- Nanny as seen in Hellions #1. Art by Stephen Segovia.

Publication information
- Publisher: Marvel Comics
- First appearance: X-Factor #30 (July 1988)
- Created by: Louise Simonson Walt Simonson

In-story information
- Alter ego: Eleanor Murch
- Species: Human mutant Cyborg
- Team affiliations: Exiles Hellions Nanny's Lost Boys (and Girls)
- Abilities: Telepathy, mind control; Scientific genius; Armor provides: Flight, Teleportation, Various gadgets and weaponry including rockets and pistol;

= Nanny and Orphan-Maker =

Nanny and Orphan-Maker are supervillains appearing in American comic books published by Marvel Comics. Their first appearances were in X-Factor #30 (Nanny) and #31 (Orphan-Maker). The duo see themselves as "protectors" of mutant children, whom they abduct after murdering their parents. While intelligent, Nanny is highly irrational. Orphan-Maker, who is a young child encased in an adult-sized armor, behaves with the immaturity of his actual age.

==Publication history==
Nanny and Orphan-Maker first appeared as opponents of X-Factor, a super-team made up of the five original X-Men. Nanny first appeared in X-Factor #30 (August 1988), while Orphan-Maker was introduced in X-Factor #31 (September 1988). They were created by Louise Simonson and Walt Simonson.

They eventually became regular supporting characters in books featuring X-Men-related characters. Their appearances include X-Factor #35 (December 1988), #40 (May 1989), Uncanny X-Men #247-248 (August–September 1989), #265-267 (August–September 1990), Generation X #2-4 (December 1994-February 1995), Generation X Holiday Special #1 (February 1998), Slingers #9 (August 1999), and Wolverine: Killing Made Simple #1 (October 2008).

They received an entry in the Official Handbook of the Marvel Universe Update '89 #5.

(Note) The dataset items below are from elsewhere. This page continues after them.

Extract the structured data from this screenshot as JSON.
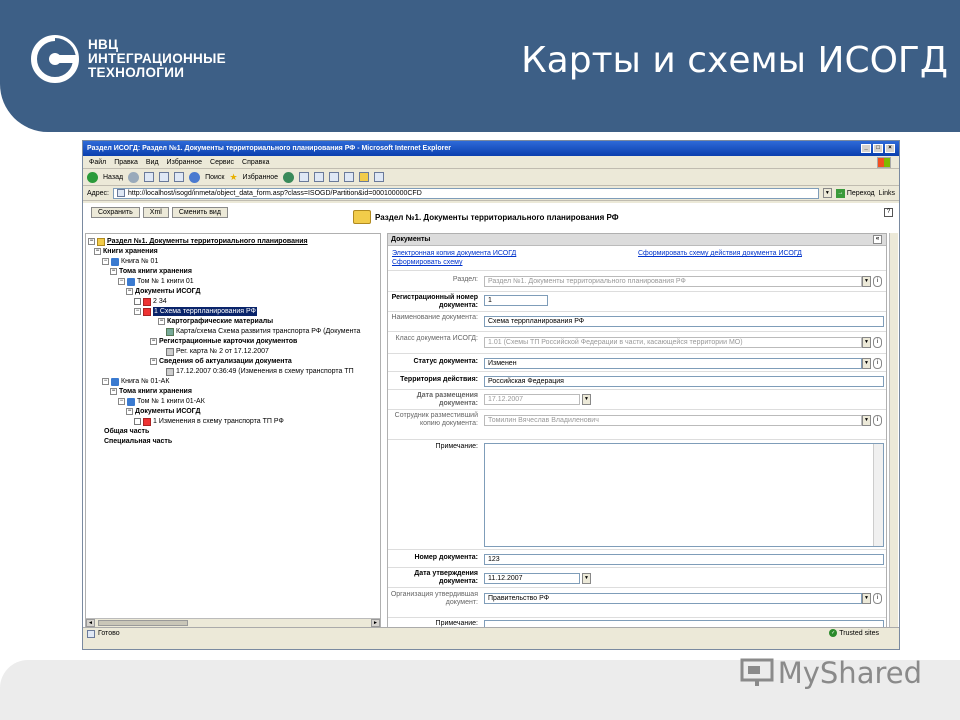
{
  "slide": {
    "logo_line1": "НВЦ",
    "logo_line2": "ИНТЕГРАЦИОННЫЕ",
    "logo_line3": "ТЕХНОЛОГИИ",
    "title": "Карты и схемы ИСОГД",
    "watermark": "MyShared",
    "colors": {
      "banner": "#3d5f86",
      "accent": "#ffffff"
    }
  },
  "browser": {
    "title": "Раздел ИСОГД: Раздел №1. Документы территориального планирования РФ - Microsoft Internet Explorer",
    "menu": [
      "Файл",
      "Правка",
      "Вид",
      "Избранное",
      "Сервис",
      "Справка"
    ],
    "toolbar": {
      "back": "Назад",
      "search": "Поиск",
      "favorites": "Избранное"
    },
    "address_label": "Адрес:",
    "address": "http://localhost/isogd/inmeta/object_data_form.asp?class=ISOGD/Partition&id=000100000CFD",
    "go": "Переход",
    "links": "Links",
    "status": "Готово",
    "zone": "Trusted sites"
  },
  "toolbar": {
    "save": "Сохранить",
    "xml": "Xml",
    "change_view": "Сменить вид"
  },
  "doc_header": "Раздел №1. Документы территориального планирования РФ",
  "tree": {
    "root": "Раздел №1. Документы территориального планирования",
    "books": "Книги хранения",
    "book1": "Книга № 01",
    "volumes": "Тома книги хранения",
    "vol1": "Том № 1 книги 01",
    "isogd_docs": "Документы ИСОГД",
    "doc_234": "2 34",
    "doc_selected": "1 Схема террпланирования РФ",
    "carto": "Картографические материалы",
    "map": "Карта/схема Схема развития транспорта РФ (Документа",
    "reg_cards": "Регистрационные карточки документов",
    "reg_card": "Рег. карта № 2 от 17.12.2007",
    "actual": "Сведения об актуализации документа",
    "actual_item": "17.12.2007 0:36:49 (Изменения в схему транспорта ТП",
    "book2": "Книга № 01-АК",
    "volumes2": "Тома книги хранения",
    "vol2": "Том № 1 книги 01-АК",
    "isogd_docs2": "Документы ИСОГД",
    "doc_change": "1 Изменения в схему транспорта ТП РФ",
    "general": "Общая часть",
    "special": "Специальная часть"
  },
  "form": {
    "section_title": "Документы",
    "link_ecopy": "Электронная копия документа ИСОГД",
    "link_action": "Сформировать схему действия документа ИСОГД",
    "link_scheme": "Сформировать схему",
    "fields": {
      "razdel_label": "Раздел:",
      "razdel_value": "Раздел №1. Документы территориального планирования РФ",
      "regnum_label": "Регистрационный номер документа:",
      "regnum_value": "1",
      "name_label": "Наименование документа:",
      "name_value": "Схема террпланирования РФ",
      "class_label": "Класс документа ИСОГД:",
      "class_value": "1.01 (Схемы ТП Российской Федерации в части, касающейся территории МО)",
      "status_label": "Статус документа:",
      "status_value": "Изменен",
      "territory_label": "Территория действия:",
      "territory_value": "Российская Федерация",
      "date_label": "Дата размещения документа:",
      "date_value": "17.12.2007",
      "employee_label": "Сотрудник разместивший копию документа:",
      "employee_value": "Томилин Вячеслав Владиленович",
      "note_label": "Примечание:",
      "docnum_label": "Номер документа:",
      "docnum_value": "123",
      "approve_label": "Дата утверждения документа:",
      "approve_value": "11.12.2007",
      "org_label": "Организация утвердившая документ:",
      "org_value": "Правительство РФ",
      "note2_label": "Примечание:"
    }
  }
}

==Fictional characters biography==
===Origins===
Eleanor Murch is a mutant with low-level psychic powers who worked as a scientist by the Right. When Murch discovered the Right's anti-mutant agenda, she tried to thwart their plans, only to be captured and sealed in an egg-shaped armor of her creation. She managed to escape, driven insane by her experience. Now calling herself Nanny, Murch vowed to save mutant children, believing that their families were evil. Her first ward was Peter, a mutant with uncontrollable and destructive powers, who she rescued from being executed by Mister Sinister and gave armor to suppress his powers. In the course of their actions, Nanny and Orphan-Maker first clash with the original X-Factor team, then the X-Men.

===Dawn of X===
In the new status quo for mutants post House of X and Powers of X, Professor X and Magneto invite all mutants to live on Krakoa and welcome even former enemies into their fold. Nanny and Orphan-Maker join the Hellions, a loose group of outcast mutants operating under Mister Sinister, alongside Havok, Kwannon, Empath, John Greycrow, and Wild Child.

After he and Nanny are killed in battle and subsequently resurrected, Orphan-Maker develops a rebellious streak and attempts to be more independent from Nanny. This does not last long however, and he soon goes back to craving Nanny's attention. Due to Orphan-Maker's earlier behavior, Nanny neglects him and begins caring for an orphaned A.I. baby, unbeknownst to the rest of the team.

After the baby is stolen, Orphan-Maker storms the Right's base to rescue it, desperate to prove himself to Nanny. He manages to single-handedly fight his way to the heart of the compound and find the robot, only for Nanny to storm in and take it from him. In spite of his heroism, she continues to ignore him and pay attention to the robot. However, the robot's mutant-hating A.I. activates, causing it to kill Nanny. Distraught over her death, Orphan-Maker embarks on a rampage, killing everyone he comes across. As a result, Orphan-Maker is sentenced to exile in Krakoa's Pit of Exile, with Nanny choosing to accompany him. After spending some time in the Pit, the two are freed by Cypher along with the other prisoners and tasked with hunting down Sabretooth.

The group is attacked by a super-powered Orchis member called the Creation, who kidnaps Orphan-Maker for experimentation. Nanny assured the rest of the team that, if Orphan-Maker is separated from his armor, no one on Earth will survive. At Orchis's base, Orphan-Maker is taken care of by Dr. Barrington, who manipulates him into removing his mask. Without his mask, Peter's powers activate, killing Barrington and threatening to destroy the Orchis base. Peter is rescued and given a new suit, built for him by Nanny and Jeffries.

==Powers and abilities==
Nanny is a mutant with low-level telepathic and mind control abilities. She is also a genius-level cyberneticist. Nanny is able to regress the bodies of adult mutants to those of children, presumably through technological means. Her telepathic powers allow her to regress adults to the mindset of a child. Her body is encased within her armor, which allows her to fly and teleport.

Orphan-Maker is a mutant with an unknown but potentially world-ending power. He wields armor that suppresses his powers, is highly resistant to most forms of attack, and has certain reflective properties that enhance his strength and allow him to deflect energy attacks. Orphan-Maker is equipped with large guns that fire destructive energy.